Entre les arbres, j'aperçois une énorme masse grise, et je m'arrête, étonnée, avant de m'en approcher. C'est une sorte de palais aux nombreuses arches, terrasses, piliers, et balcons, très aéré, et aux façades ornées d'arabesques et de motifs géométriques entrelacés harmonieusement. Mais je constate qu'un de ses pans est parsemé de cicatrices noires. Le feu est passé par ici, et le bâtiment n'en est pas sorti indemne. À l'ouest, où une petite rivière gazouille joyeusement, je vois un mur qui semble rongé par l'eau. À l'intérieur, du lierre l'enserre, et de la poussière ainsi que des roches s'y sont accumulées : la terre en a repris possession. Sur le côté nord, des morceaux de la façade manquent à l'appel, puis se sont effondrés, et d'autres paraissent déformés. Sans doute l'œuvre du vent.
Cet endroit m'intrigue, et me fait oublier ma peine. En ce lieu, les différents éléments se sont associés pour faire d'une construction humaine un havre de paix, qui résiste au passage du temps malgré ses blessures visibles. Il incarne la nature : sa beauté, sa générosité, mais aussi sa dureté.
- C'est beau, n'est-ce pas, Alix ? C'est si apaisant... Ici, la rage et le désespoir n'ont pas cours. Juste le calme.
Cette voix soudaine me fait sursauter. Je me retourne prestement et découvre Morgane. Elle m'a suivie !
Je meure d'envie de lui crier dessus, de me défouler sur elle, mais je n'en ai pas le cœur. Morgane est jeune, elle doit avoir une vingtaine d'années, sa longue chevelure noire et ondulée, son doux regard violet, sa voix mélodieuse... Tout chez elle m'inspire confiance. Alors les mots se bousculent pour sortir de ma bouche :
- Ma sœur, Serena, est morte dans un incendie. Elle tentait d'aider des gens à sortir de chez eux avant qu'un tsunami déclenché par un tremblement de terre n'envahisse le littoral. A cause de l'extrême sécheresse, un feu de forêt s'est déclaré, et quand le vent a tourné, il s'est dirigé droit vers l'endroit où se trouvait ma sœur. Et... je ne sais plus ce que je ressens, si je suis en colère contre Serena, contre la vie, ou contre la nature et les éléments qui ont causé sa perte !
Je ferme les yeux, et je sens la douleur, aussi vive qu'au premier jour. Morgane pose sa main sur mon épaule et déclare :
- Ta sœur est morte avec courage. Mais ce n'était la faute de personne. Serena avait conscience des risques de ses actions, mais elle les a assumés avec bravoure. La nature n'en est pas responsable. Elle est redoutable, mais pas malfaisante. Tu ne dois pas te condamner à cause d'un accident.
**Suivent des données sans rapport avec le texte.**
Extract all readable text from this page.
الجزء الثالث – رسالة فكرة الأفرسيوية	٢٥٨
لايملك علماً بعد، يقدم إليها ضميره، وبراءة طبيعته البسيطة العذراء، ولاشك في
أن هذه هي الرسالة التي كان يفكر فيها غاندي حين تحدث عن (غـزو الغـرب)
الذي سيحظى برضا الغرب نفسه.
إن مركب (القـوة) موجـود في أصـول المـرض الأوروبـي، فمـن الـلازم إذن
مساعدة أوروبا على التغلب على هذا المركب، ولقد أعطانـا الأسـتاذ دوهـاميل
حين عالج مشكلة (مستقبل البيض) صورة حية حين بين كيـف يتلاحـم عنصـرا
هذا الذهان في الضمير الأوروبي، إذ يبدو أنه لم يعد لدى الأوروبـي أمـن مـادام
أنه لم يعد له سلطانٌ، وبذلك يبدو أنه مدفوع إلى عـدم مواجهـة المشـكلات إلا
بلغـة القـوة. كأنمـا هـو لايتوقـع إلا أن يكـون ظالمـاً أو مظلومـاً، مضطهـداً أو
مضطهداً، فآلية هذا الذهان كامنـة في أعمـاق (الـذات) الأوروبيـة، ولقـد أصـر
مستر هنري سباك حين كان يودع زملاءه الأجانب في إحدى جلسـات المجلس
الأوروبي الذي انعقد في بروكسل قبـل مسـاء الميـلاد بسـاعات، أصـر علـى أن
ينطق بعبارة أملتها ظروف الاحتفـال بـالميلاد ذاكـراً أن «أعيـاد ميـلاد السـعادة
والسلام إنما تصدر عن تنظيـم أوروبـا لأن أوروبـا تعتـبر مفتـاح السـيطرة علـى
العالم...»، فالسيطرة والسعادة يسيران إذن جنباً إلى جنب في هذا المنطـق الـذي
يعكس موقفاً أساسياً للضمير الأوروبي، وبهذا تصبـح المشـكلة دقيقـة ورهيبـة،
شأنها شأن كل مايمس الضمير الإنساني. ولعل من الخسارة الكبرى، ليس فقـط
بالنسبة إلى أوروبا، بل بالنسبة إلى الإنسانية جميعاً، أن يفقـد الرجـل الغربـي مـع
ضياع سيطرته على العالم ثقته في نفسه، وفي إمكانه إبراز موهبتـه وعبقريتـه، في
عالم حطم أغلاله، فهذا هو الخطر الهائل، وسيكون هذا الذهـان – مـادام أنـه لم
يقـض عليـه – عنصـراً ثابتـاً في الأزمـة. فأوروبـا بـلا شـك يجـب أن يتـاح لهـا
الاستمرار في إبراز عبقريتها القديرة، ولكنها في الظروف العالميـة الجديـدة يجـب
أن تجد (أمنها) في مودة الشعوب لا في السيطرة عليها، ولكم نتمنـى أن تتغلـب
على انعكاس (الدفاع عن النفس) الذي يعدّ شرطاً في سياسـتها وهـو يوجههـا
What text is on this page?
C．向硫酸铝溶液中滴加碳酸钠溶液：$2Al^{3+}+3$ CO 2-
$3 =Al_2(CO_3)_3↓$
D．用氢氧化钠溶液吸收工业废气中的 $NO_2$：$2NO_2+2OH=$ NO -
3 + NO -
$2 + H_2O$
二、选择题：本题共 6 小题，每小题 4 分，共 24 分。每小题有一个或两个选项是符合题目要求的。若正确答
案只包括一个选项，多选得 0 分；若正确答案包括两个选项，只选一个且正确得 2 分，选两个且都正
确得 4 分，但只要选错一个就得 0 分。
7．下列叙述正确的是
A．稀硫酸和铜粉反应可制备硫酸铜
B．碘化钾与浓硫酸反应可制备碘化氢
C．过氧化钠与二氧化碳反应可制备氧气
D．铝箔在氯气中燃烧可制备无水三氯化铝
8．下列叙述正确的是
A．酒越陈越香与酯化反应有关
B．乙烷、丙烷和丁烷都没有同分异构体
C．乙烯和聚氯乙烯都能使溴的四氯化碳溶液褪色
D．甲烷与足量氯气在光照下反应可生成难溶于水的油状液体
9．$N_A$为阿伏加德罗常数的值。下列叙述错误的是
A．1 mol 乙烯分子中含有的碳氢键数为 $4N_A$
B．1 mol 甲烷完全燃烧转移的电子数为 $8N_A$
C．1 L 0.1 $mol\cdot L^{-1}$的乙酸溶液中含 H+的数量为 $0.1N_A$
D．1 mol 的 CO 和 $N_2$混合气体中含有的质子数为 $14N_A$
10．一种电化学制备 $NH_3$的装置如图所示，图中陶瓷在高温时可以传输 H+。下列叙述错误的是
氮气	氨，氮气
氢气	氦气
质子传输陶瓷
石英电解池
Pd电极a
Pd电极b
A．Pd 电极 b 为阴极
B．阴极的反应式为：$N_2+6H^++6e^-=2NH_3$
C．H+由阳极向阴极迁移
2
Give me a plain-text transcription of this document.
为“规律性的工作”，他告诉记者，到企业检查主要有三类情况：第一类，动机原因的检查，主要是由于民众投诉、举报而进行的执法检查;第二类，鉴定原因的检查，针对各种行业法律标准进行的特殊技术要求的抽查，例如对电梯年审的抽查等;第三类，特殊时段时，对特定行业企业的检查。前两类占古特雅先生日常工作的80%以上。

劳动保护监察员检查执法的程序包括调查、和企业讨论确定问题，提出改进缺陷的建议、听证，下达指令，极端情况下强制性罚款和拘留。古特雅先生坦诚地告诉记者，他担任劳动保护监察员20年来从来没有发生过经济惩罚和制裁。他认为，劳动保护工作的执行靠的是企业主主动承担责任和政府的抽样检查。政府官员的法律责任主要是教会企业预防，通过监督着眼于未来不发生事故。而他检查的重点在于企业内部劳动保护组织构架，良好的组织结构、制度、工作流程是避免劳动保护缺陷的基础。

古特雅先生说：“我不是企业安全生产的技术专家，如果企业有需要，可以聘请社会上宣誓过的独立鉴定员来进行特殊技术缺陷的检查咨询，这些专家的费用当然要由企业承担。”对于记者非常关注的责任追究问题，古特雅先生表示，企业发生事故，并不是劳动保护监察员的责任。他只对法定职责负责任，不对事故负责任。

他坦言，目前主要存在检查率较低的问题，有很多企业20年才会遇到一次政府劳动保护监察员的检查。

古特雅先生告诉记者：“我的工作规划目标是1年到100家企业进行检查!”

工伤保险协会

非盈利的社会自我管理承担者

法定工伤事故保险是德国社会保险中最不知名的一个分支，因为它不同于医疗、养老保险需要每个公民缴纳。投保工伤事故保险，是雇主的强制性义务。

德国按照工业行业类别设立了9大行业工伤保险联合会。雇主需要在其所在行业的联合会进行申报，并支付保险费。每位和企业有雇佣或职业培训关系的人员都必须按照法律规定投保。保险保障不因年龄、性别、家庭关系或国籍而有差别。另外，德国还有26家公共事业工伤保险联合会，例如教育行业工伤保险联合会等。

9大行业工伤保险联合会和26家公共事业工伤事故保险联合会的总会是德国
Ce n'était qu'une malheureuse coïncidence.
Je suis enfin en paix avec mon cœur et mon esprit : dans ce lieu, je me sens en harmonie avec la nature et les éléments. Les éléments ne sont pas malveillants, ils se contentent d'être, tout simplement.
Avant de suivre Morgane, je jette un regard vers le ciel. Ici, la pollution lumineuse n'empêche pas de voir les étoiles, et j'en aperçois une brillant plus fort que les autres. Au revoir, Serena.